Farida née BESSA, épouse Saïd Bouteflika ?
Source, Algérie Politique
Des sources bien informées indiquent que l’ancienne journaliste de l’ENTV, réfugiée politique en Belgique entre 1995 et 2000 et actuellement directrice de la communication à la Présidence de la République, aurait épousé le tristement célèbre Saïd Bouteflika, seul membre de la famille par ailleurs, ayant déjà été marié. L’ex réfugiée a fini par sceller sa vie de future première dame à celle de l’héritier du trône. Les formalités se sont déroulées en privé et seuls quelques privilégiés ont pris part à la cérémonie.
Des sources concordantes précisent que le couple aurait été aperçu au célèbre magasin londonien Harrods par des algériens en séjour régulier au Royaume Uni, ils auraient pris quelques photos à l’insu du couple «just married». Les dits photos seront bientôt publiées sur Internet. Souhaitons aux quinquagénaires, une longue vie heureuse sans enfants mais qui sait, la science est capable de miracle quand il s'agit d'aider à donner la vie quelque soit lâge de la future mère. Pour savoir davantage sur le parcours fabuleux de Farida Bessa.
Exclusif: La vérité, rien que la vérité sur Farida BESSA !
La Sétifienne se rend en Belgique en 1994/95, prétextant fuir la prison à vie du régime d’Alger et la menace de mort des GIA, ce fut du moins les deux arguments avancés au Commissariat Général des Réfugiés et Apatrides à Bruxelles par l’ancienne journaliste de la télévision étatique algérienne Farida BESSA pour étoffer son dossier de demande de refuge dans le Royaume. La situation en Algérie aidant, sa demande a été jugée recevable. Elle obtient le statut de réfugiée et apatride, et comme le prévoit la convention de Genève, l’ancienne journaliste reçoit le fameux titre de séjour qui va lui permettre de séjourner régulièrement en Belgique, de bénéficier d’une indemnité mensuelle de +/- 800 euros. La réfugiée pouvait voyager librement partout dans le monde, excepté dans son pays d’origine où sa vie serait en danger tout comme lui est déconseillé de s’approcher ou de s’afficher à l’ambassade et au consulat d’Algérie en Belgique.
Un petit nombre d’autres journalistes algériens, arrivés dans la même période, acquièrent sans difficulté le même statut.
En 1998, Farida BESSA, entame une procédure de demande de naturalisation, aussitôt la nationalité belge en poche, la journaliste au chômage ne perd pas de temps, elle saute dans le premier avion et la voilà se haler la peau au bord des belles plages du littoral algérois.
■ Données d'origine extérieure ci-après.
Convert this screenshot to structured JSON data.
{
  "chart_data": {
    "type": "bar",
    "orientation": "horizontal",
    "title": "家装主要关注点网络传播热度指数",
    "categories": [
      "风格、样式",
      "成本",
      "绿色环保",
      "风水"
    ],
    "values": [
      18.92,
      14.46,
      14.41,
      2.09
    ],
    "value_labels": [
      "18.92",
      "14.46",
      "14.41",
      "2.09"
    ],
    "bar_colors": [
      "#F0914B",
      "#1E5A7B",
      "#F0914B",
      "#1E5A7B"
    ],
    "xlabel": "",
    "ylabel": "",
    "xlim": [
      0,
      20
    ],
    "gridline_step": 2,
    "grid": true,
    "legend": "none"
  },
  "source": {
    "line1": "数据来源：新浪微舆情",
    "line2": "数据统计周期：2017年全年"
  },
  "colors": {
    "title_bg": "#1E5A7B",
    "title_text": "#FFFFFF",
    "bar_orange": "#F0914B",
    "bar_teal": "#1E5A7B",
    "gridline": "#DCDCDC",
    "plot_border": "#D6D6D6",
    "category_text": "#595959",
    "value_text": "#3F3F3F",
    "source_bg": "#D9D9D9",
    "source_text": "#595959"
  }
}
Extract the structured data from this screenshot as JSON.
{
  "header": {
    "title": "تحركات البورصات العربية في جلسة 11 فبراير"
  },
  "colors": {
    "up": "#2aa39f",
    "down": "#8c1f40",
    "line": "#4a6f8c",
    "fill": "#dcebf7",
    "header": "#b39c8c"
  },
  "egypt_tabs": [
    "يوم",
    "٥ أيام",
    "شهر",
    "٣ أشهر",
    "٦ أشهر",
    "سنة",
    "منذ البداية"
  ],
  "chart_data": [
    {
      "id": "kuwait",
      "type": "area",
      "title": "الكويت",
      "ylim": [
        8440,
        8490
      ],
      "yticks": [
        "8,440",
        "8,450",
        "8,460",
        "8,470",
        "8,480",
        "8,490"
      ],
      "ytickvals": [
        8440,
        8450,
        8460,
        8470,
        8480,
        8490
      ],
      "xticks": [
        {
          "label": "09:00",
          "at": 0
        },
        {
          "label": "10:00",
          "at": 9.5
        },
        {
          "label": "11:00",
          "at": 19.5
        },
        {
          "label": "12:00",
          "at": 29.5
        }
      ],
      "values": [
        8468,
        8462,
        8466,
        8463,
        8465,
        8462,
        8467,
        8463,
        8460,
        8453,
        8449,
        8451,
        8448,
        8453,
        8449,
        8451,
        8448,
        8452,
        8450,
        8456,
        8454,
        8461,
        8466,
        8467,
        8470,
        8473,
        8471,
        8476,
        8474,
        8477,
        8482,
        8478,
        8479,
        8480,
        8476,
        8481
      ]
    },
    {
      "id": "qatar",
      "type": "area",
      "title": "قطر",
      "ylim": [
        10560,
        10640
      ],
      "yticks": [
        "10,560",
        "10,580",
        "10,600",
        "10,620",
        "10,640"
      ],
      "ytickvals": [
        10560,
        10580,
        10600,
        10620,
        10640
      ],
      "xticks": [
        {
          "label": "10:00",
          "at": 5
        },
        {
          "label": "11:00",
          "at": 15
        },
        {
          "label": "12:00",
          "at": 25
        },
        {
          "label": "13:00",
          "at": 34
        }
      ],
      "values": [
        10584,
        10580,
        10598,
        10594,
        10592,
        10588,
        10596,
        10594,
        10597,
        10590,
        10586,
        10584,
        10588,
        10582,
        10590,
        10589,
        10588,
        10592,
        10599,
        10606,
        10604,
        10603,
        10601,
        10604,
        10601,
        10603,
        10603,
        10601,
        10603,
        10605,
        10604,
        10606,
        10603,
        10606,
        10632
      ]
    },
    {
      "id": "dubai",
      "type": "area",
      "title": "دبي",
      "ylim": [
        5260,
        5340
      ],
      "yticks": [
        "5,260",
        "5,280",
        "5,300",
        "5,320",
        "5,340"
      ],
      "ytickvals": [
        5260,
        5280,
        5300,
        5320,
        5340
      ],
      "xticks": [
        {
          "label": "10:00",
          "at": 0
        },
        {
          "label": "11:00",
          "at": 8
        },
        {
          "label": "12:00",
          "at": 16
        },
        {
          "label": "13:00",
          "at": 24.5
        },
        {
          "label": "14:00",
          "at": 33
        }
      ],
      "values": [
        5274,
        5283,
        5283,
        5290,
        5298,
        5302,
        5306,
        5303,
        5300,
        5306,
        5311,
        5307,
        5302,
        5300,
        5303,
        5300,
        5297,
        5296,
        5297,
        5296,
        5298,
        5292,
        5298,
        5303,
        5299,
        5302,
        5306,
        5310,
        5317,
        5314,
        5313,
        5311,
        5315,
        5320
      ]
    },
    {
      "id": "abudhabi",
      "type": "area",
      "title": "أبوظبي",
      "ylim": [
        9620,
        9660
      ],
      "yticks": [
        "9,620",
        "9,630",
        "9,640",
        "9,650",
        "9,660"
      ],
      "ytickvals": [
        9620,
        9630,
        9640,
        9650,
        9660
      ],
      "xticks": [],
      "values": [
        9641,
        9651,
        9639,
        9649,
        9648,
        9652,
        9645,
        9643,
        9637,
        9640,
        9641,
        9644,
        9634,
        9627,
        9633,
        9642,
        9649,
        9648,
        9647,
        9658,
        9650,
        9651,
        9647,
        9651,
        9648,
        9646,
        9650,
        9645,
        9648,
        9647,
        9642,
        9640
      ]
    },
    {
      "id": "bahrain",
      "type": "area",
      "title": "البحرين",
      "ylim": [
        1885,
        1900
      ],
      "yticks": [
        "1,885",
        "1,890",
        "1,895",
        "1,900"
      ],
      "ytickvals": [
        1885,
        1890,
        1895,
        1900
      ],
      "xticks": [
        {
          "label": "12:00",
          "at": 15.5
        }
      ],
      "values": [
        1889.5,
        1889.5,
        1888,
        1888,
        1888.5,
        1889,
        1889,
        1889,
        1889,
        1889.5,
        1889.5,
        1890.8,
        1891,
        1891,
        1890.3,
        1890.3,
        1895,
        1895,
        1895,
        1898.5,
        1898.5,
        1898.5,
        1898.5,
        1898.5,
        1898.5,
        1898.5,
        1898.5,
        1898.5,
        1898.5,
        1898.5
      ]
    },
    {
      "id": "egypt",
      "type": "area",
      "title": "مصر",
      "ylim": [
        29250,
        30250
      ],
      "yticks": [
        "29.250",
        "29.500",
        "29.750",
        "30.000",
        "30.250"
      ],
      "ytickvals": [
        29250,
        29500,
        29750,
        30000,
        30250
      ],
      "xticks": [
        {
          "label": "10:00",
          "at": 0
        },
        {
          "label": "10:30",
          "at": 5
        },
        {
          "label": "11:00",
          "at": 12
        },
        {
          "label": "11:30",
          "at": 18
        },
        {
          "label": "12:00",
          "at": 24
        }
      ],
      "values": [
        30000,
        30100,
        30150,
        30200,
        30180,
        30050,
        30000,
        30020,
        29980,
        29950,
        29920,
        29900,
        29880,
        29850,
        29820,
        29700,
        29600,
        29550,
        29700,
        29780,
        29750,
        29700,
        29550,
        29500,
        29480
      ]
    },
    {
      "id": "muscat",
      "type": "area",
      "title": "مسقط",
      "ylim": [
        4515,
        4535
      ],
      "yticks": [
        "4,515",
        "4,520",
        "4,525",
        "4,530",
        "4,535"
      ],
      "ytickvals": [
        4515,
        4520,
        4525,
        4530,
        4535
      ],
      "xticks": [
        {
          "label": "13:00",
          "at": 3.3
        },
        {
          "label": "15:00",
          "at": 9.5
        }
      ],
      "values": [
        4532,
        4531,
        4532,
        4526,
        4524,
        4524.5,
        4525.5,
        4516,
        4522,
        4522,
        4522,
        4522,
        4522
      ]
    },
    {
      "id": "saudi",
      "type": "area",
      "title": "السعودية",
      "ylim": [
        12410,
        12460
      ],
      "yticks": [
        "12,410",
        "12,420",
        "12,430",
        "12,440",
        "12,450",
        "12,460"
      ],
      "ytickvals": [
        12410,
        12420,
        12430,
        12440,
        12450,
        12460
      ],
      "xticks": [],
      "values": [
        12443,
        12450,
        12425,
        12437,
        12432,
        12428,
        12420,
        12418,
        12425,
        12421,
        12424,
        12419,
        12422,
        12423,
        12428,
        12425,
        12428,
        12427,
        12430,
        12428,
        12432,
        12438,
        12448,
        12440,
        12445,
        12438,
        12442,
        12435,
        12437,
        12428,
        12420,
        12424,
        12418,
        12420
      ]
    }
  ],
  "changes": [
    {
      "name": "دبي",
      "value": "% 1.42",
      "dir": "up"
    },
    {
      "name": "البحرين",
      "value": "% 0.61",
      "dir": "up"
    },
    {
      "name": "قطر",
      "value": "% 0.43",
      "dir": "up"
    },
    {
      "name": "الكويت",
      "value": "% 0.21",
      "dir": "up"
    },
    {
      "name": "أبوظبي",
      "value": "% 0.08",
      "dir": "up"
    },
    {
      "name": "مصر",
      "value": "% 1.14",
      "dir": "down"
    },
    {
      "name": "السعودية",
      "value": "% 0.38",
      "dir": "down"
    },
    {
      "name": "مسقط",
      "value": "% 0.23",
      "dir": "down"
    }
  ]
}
Exit les pseudos menaces qui l’empêchaient de se rendre dans sa mère patrie ! A son retour de vacances, elle se pointe au siège l’ambassade d’Algérie en Belgique pour se proposer au poste d’attachée de presse, précisant aux responsables de l’époque qu’elle est naturalisée belge et vit depuis toujours dans ce petit Royaume. Malheureusement son passé récent de réfugiée politique la rattrape, de plus, les Algériens ne recrutent jamais des locaux pour ce poste. Tentative avortée mais ce n’était que partie remise puisque en 2002, évincée d’un ancien boulot au Ministère belge des affaires étrangères, obtenu grâce à la décision hâtive des responsables du parti politique de la droite francophone belge, le PRL de Louis Michel, consistant à faire drainer des voix maghrébines par des candidats de la même origine, - IL FAUT RAPPELER ICI QUE BESSA S’ETAIT REELLEMENT PRESENTEE AUX ELECTIONS MAIS N’A JAMAIS ETE ELUE CONTRAIREMENT A CE QU’ELLE AVANCE EN ALGERIE .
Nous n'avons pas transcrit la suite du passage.